LA ROCA |
¿Se puede saber qué ha guardado del crepúsculo la noche, ahora que la luna redonda recién salida, que como una farola sin palo echa sombras sobre la ancha bahía de la isla de cabras, rocía la playa y a lo lejos transforma en un frisbee una sombrilla olvidada, contemplado desde la roca granítica volcada al mar tiempo atrás con fuerza ciclópea, donde se aloja, los ojos ungidos por la penumbra, un hombre al final de una pregunta?
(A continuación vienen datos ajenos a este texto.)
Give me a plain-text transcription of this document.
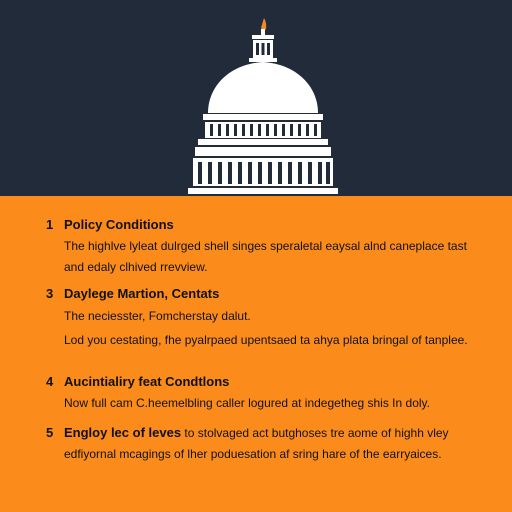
1 Policy Conditions

The highlve lyleat dulrged shell singes speraletal eaysal alnd caneplace tast and edaly clhived rrevview.

3 Daylege Martion, Centats

The neciesster, Fomcherstay dalut.

Lod you cestating, fhe pyalrpaed upentsaed ta ahya plata bringal of tanplee.

4 Aucintialiry feat Condtlons

Now full cam C.heemelbling caller logured at indegetheg shis In doly.

5 Engloy lec of leves to stolvaged act butghoses tre aome of highh vley edfiyornal mcagings of lher poduesation af sring hare of the earryaices.
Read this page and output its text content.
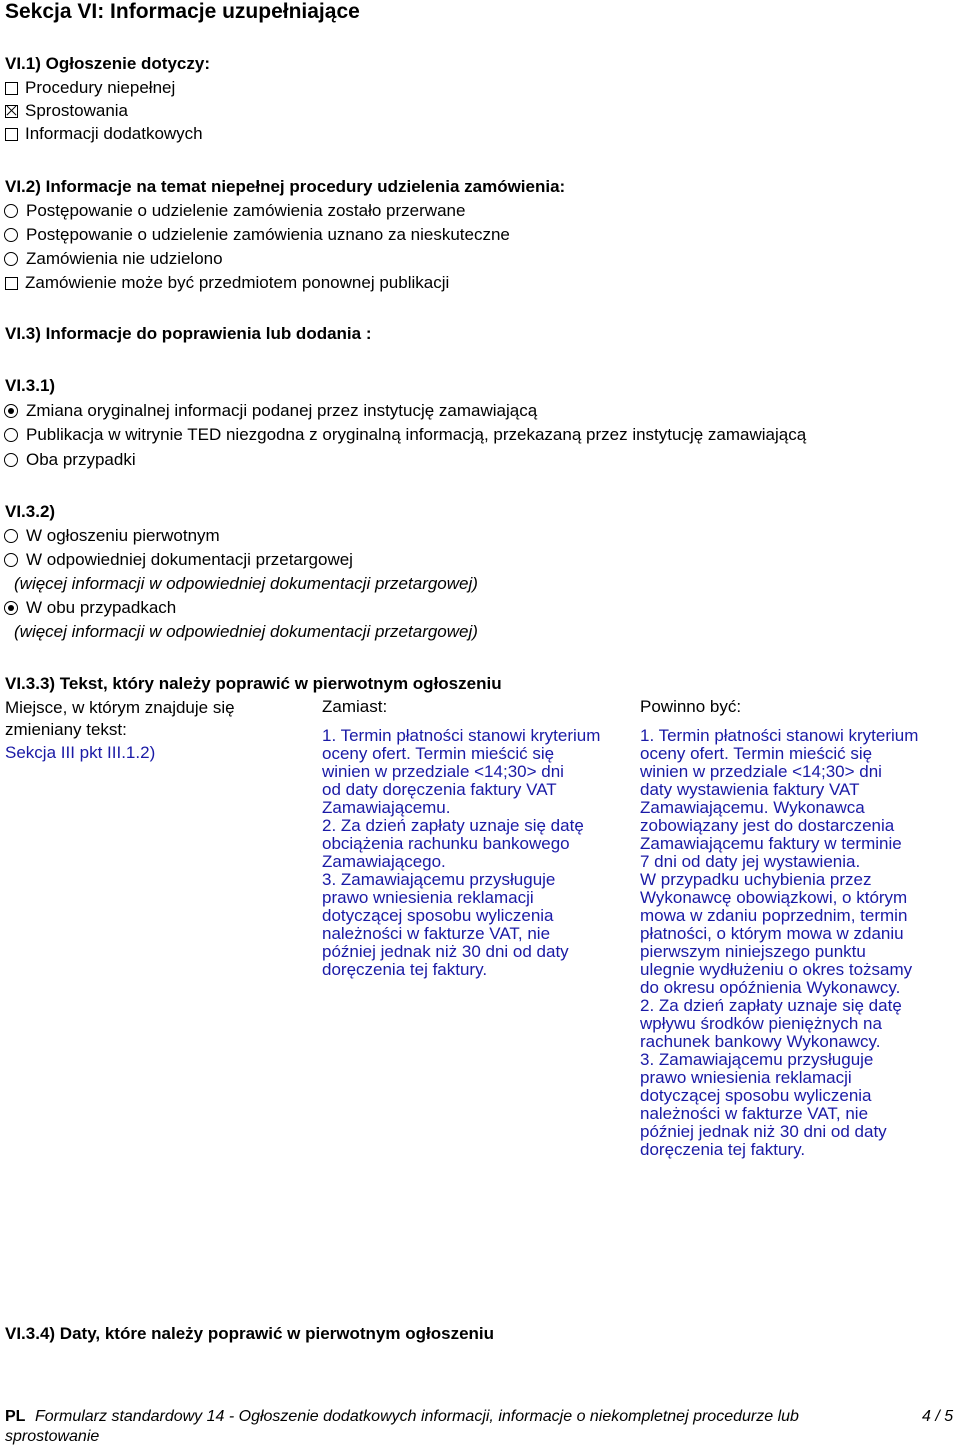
Sekcja VI: Informacje uzupełniające
VI.1) Ogłoszenie dotyczy:
Procedury niepełnej
Sprostowania
Informacji dodatkowych
VI.2) Informacje na temat niepełnej procedury udzielenia zamówienia:
Postępowanie o udzielenie zamówienia zostało przerwane
Postępowanie o udzielenie zamówienia uznano za nieskuteczne
Zamówienia nie udzielono
Zamówienie może być przedmiotem ponownej publikacji
VI.3) Informacje do poprawienia lub dodania :
VI.3.1)
Zmiana oryginalnej informacji podanej przez instytucję zamawiającą
Publikacja w witrynie TED niezgodna z oryginalną informacją, przekazaną przez instytucję zamawiającą
Oba przypadki
VI.3.2)
W ogłoszeniu pierwotnym
W odpowiedniej dokumentacji przetargowej
(więcej informacji w odpowiedniej dokumentacji przetargowej)
W obu przypadkach
(więcej informacji w odpowiedniej dokumentacji przetargowej)
VI.3.3) Tekst, który należy poprawić w pierwotnym ogłoszeniu
Miejsce, w którym znajduje się
zmieniany tekst:
Sekcja III pkt III.1.2)
Zamiast:
1. Termin płatności stanowi kryterium
oceny ofert. Termin mieścić się
winien w przedziale <14;30> dni
od daty doręczenia faktury VAT
Zamawiającemu.
2. Za dzień zapłaty uznaje się datę
obciążenia rachunku bankowego
Zamawiającego.
3. Zamawiającemu przysługuje
prawo wniesienia reklamacji
dotyczącej sposobu wyliczenia
należności w fakturze VAT, nie
później jednak niż 30 dni od daty
doręczenia tej faktury.
Powinno być:
1. Termin płatności stanowi kryterium
oceny ofert. Termin mieścić się
winien w przedziale <14;30> dni
daty wystawienia faktury VAT
Zamawiającemu. Wykonawca
zobowiązany jest do dostarczenia
Zamawiającemu faktury w terminie
7 dni od daty jej wystawienia.
W przypadku uchybienia przez
Wykonawcę obowiązkowi, o którym
mowa w zdaniu poprzednim, termin
płatności, o którym mowa w zdaniu
pierwszym niniejszego punktu
ulegnie wydłużeniu o okres tożsamy
do okresu opóźnienia Wykonawcy.
2. Za dzień zapłaty uznaje się datę
wpływu środków pieniężnych na
rachunek bankowy Wykonawcy.
3. Zamawiającemu przysługuje
prawo wniesienia reklamacji
dotyczącej sposobu wyliczenia
należności w fakturze VAT, nie
później jednak niż 30 dni od daty
doręczenia tej faktury.
VI.3.4) Daty, które należy poprawić w pierwotnym ogłoszeniu
PL Formularz standardowy 14 - Ogłoszenie dodatkowych informacji, informacje o niekompletnej procedurze lub
sprostowanie
4 / 5
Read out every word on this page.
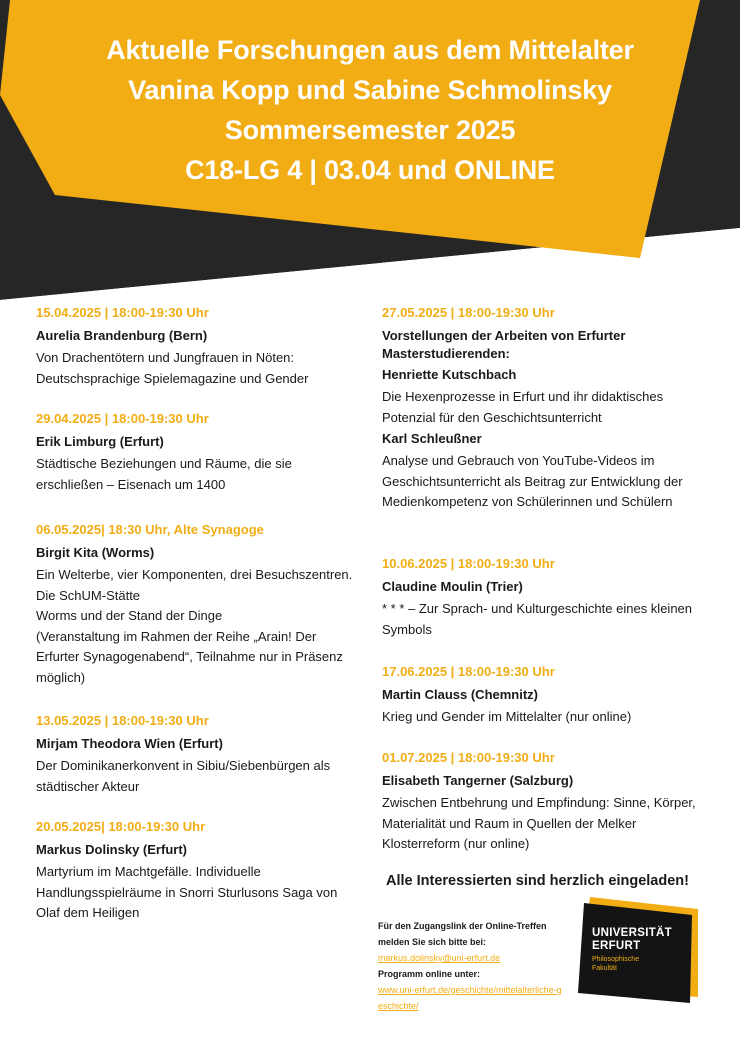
Aktuelle Forschungen aus dem Mittelalter
Vanina Kopp und Sabine Schmolinsky
Sommersemester 2025
C18-LG 4 | 03.04 und ONLINE
15.04.2025 | 18:00-19:30 Uhr
Aurelia Brandenburg (Bern)
Von Drachentötern und Jungfrauen in Nöten: Deutschsprachige Spielemagazine und Gender
29.04.2025 | 18:00-19:30 Uhr
Erik Limburg (Erfurt)
Städtische Beziehungen und Räume, die sie erschließen – Eisenach um 1400
06.05.2025| 18:30 Uhr, Alte Synagoge
Birgit Kita (Worms)
Ein Welterbe, vier Komponenten, drei Besuchszentren. Die SchUM-Stätte
Worms und der Stand der Dinge
(Veranstaltung im Rahmen der Reihe „Arain! Der Erfurter Synagogenabend“, Teilnahme nur in Präsenz möglich)
13.05.2025 | 18:00-19:30 Uhr
Mirjam Theodora Wien (Erfurt)
Der Dominikanerkonvent in Sibiu/Siebenbürgen als städtischer Akteur
20.05.2025| 18:00-19:30 Uhr
Markus Dolinsky (Erfurt)
Martyrium im Machtgefälle. Individuelle Handlungsspielräume in Snorri Sturlusons Saga von Olaf dem Heiligen
27.05.2025 | 18:00-19:30 Uhr
Vorstellungen der Arbeiten von Erfurter Masterstudierenden:
Henriette Kutschbach
Die Hexenprozesse in Erfurt und ihr didaktisches Potenzial für den Geschichtsunterricht
Karl Schleußner
Analyse und Gebrauch von YouTube-Videos im Geschichtsunterricht als Beitrag zur Entwicklung der Medienkompetenz von Schülerinnen und Schülern
10.06.2025 | 18:00-19:30 Uhr
Claudine Moulin (Trier)
* * * – Zur Sprach- und Kulturgeschichte eines kleinen Symbols
17.06.2025 | 18:00-19:30 Uhr
Martin Clauss (Chemnitz)
Krieg und Gender im Mittelalter (nur online)
01.07.2025 | 18:00-19:30 Uhr
Elisabeth Tangerner (Salzburg)
Zwischen Entbehrung und Empfindung: Sinne, Körper, Materialität und Raum in Quellen der Melker Klosterreform (nur online)
Alle Interessierten sind herzlich eingeladen!
Für den Zugangslink der Online-Treffen melden Sie sich bitte bei:
markus.dolinsky@uni-erfurt.de
Programm online unter:
www.uni-erfurt.de/geschichte/mittelalterliche-geschichte/
UNIVERSITÄT
ERFURT
Philosophische
Fakultät
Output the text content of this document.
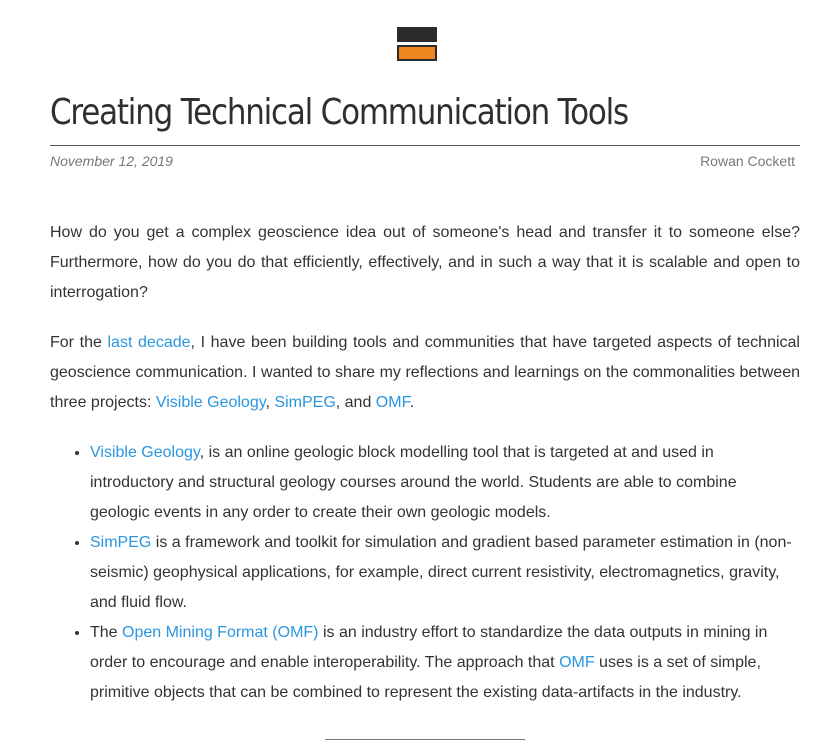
Creating Technical Communication Tools
November 12, 2019	Rowan Cockett

How do you get a complex geoscience idea out of someone's head and transfer it to someone else? Furthermore, how do you do that efficiently, effectively, and in such a way that it is scalable and open to interrogation?

For the last decade, I have been building tools and communities that have targeted aspects of technical geoscience communication. I wanted to share my reflections and learnings on the commonalities between three projects: Visible Geology, SimPEG, and OMF.

• Visible Geology, is an online geologic block modelling tool that is targeted at and used in introductory and structural geology courses around the world. Students are able to combine geologic events in any order to create their own geologic models.
• SimPEG is a framework and toolkit for simulation and gradient based parameter estimation in (non-seismic) geophysical applications, for example, direct current resistivity, electromagnetics, gravity, and fluid flow.
• The Open Mining Format (OMF) is an industry effort to standardize the data outputs in mining in order to encourage and enable interoperability. The approach that OMF uses is a set of simple, primitive objects that can be combined to represent the existing data-artifacts in the industry.
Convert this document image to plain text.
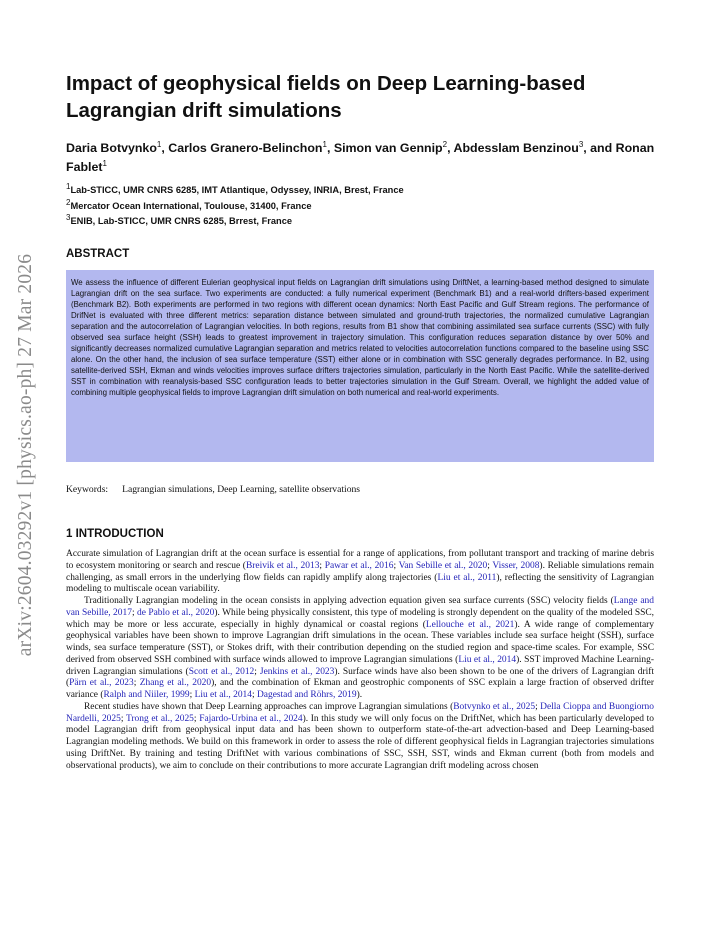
arXiv:2604.03292v1 [physics.ao-ph] 27 Mar 2026
Impact of geophysical fields on Deep Learning-based Lagrangian drift simulations
Daria Botvynko$^1$, Carlos Granero-Belinchon$^1$, Simon van Gennip$^2$, Abdesslam Benzinou$^3$, and Ronan Fablet$^1$
$^1$Lab-STICC, UMR CNRS 6285, IMT Atlantique, Odyssey, INRIA, Brest, France
$^2$Mercator Ocean International, Toulouse, 31400, France
$^3$ENIB, Lab-STICC, UMR CNRS 6285, Brrest, France
ABSTRACT

We assess the influence of different Eulerian geophysical input fields on Lagrangian drift simulations using DriftNet, a learning-based method designed to simulate Lagrangian drift on the sea surface. Two experiments are conducted: a fully numerical experiment (Benchmark B1) and a real-world drifters-based experiment (Benchmark B2). Both experiments are performed in two regions with different ocean dynamics: North East Pacific and Gulf Stream regions. The performance of DrifNet is evaluated with three different metrics: separation distance between simulated and ground-truth trajectories, the normalized cumulative Lagrangian separation and the autocorrelation of Lagrangian velocities. In both regions, results from B1 show that combining assimilated sea surface currents (SSC) with fully observed sea surface height (SSH) leads to greatest improvement in trajectory simulation. This configuration reduces separation distance by over 50% and significantly decreases normalized cumulative Lagrangian separation and metrics related to velocities autocorrelation functions compared to the baseline using SSC alone. On the other hand, the inclusion of sea surface temperature (SST) either alone or in combination with SSC generally degrades performance. In B2, using satellite-derived SSH, Ekman and winds velocities improves surface drifters trajectories simulation, particularly in the North East Pacific. While the satellite-derived SST in combination with reanalysis-based SSC configuration leads to better trajectories simulation in the Gulf Stream. Overall, we highlight the added value of combining multiple geophysical fields to improve Lagrangian drift simulation on both numerical and real-world experiments.

Keywords: Lagrangian simulations, Deep Learning, satellite observations
1 INTRODUCTION

Accurate simulation of Lagrangian drift at the ocean surface is essential for a range of applications, from pollutant transport and tracking of marine debris to ecosystem monitoring or search and rescue (Breivik et al., 2013; Pawar et al., 2016; Van Sebille et al., 2020; Visser, 2008). Reliable simulations remain challenging, as small errors in the underlying flow fields can rapidly amplify along trajectories (Liu et al., 2011), reflecting the sensitivity of Lagrangian modeling to multiscale ocean variability.

Traditionally Lagrangian modeling in the ocean consists in applying advection equation given sea surface currents (SSC) velocity fields (Lange and van Sebille, 2017; de Pablo et al., 2020). While being physically consistent, this type of modeling is strongly dependent on the quality of the modeled SSC, which may be more or less accurate, especially in highly dynamical or coastal regions (Lellouche et al., 2021). A wide range of complementary geophysical variables have been shown to improve Lagrangian drift simulations in the ocean. These variables include sea surface height (SSH), surface winds, sea surface temperature (SST), or Stokes drift, with their contribution depending on the studied region and space-time scales. For example, SSC derived from observed SSH combined with surface winds allowed to improve Lagrangian simulations (Liu et al., 2014). SST improved Machine Learning-driven Lagrangian simulations (Scott et al., 2012; Jenkins et al., 2023). Surface winds have also been shown to be one of the drivers of Lagrangian drift (Pärn et al., 2023; Zhang et al., 2020), and the combination of Ekman and geostrophic components of SSC explain a large fraction of observed drifter variance (Ralph and Niiler, 1999; Liu et al., 2014; Dagestad and Röhrs, 2019).

Recent studies have shown that Deep Learning approaches can improve Lagrangian simulations (Botvynko et al., 2025; Della Cioppa and Buongiorno Nardelli, 2025; Trong et al., 2025; Fajardo-Urbina et al., 2024). In this study we will only focus on the DriftNet, which has been particularly developed to model Lagrangian drift from geophysical input data and has been shown to outperform state-of-the-art advection-based and Deep Learning-based Lagrangian modeling methods. We build on this framework in order to assess the role of different geophysical fields in Lagrangian trajectories simulations using DriftNet. By training and testing DriftNet with various combinations of SSC, SSH, SST, winds and Ekman current (both from models and observational products), we aim to conclude on their contributions to more accurate Lagrangian drift modeling across chosen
En la cola meneante de la luna, en el agua tranquila, emitiendo un ruido pesado de hierro en el agua, en la profundidad
del silencio flotante, echa las anclas justo debajo de él la silueta negra y reluciente de una esbelta barca pesquera de velas arriadas; en el castillo de proa de la nave, como un gato negro que se rasca, una alargada figura encorvada que arrastra su reflejo a lo largo de la cuerda chorreante por sobre el ancla contra la base de granito, que salta como un gato, un salto que confirma la existencia, el agarre del ancla, y ágiles saltan sus largas piernas de piedra en piedra, siempre más arriba, hasta lo alto de la roca; es Petros, el pescador, su botín en una bolsa de lona ceñida al pecho, y él le dice:
Buenas tardes, Petros, has encontrado un muy buen sitio para sentarte a pescar las purezas del mundo, viejos conceptos o tal vez nada, sin que nadie te moleste. Si no te importa, me siento un momento aquí contigo y me fumo uno de tus cigarrillos. Los pescados que llevo en mi bolsa tienen las mismas ganas de llegar a casa que yo, sí, ríete, pero somos nosotros los que tardamos y no los pescados, que conocen un solo horario: tarde. ¿Si es más cruel el humor o su causa? ¡Buena pregunta! No sabría decirte, pero me consuela enormemente el que siempre haya una escapatoria, como anoche, ese magnífico cabrón plateado a la luz de la luna, y ¡zas!, el espíritu que reina sobre las aguas, ya no está, y eso que casi me rompo la crisma al tratar de agarrarlo, así es, mi mano y el pescado en el aire sobre el agua negra junto a la barca, así pues toda una vida el hombre llega tarde para sí mismo, aunque en esa fracción de segundo piense que puede adelantarse a sí mismo y sobre todo a los demás; sí señor, ahí está el chiste: pescar incluso la incomprensión dentro de uno mismo, no hay pescado sin espinas, vuelvo a casa cada vez con menos de lo que me había propuesto al zarpar, seguro que todo se debe al misterio de la pesca prodigiosa, ¿no cree usted? Las imágenes de las ideas de entonces son tan hermosas como paquidérmicas, igual que aquel bandido negro del mero que arponeamos días pasados: al cortarlo, los cuchillos se desafilaron en un santiamén, pero ¡qué magníficas esas blanquísimas rodajas!, tan hermosas como entonces, hermosas como el viento que aquí sopla hacia el mar, llevando el barco al lugar justo o, como suele decir la Vieja Gaviota aquí detrás: la tierra respira por la noche tan hondo que aspira a los pescadores hacia el nido, soplando con descuido las barcas de vuelta a la cuna del mar.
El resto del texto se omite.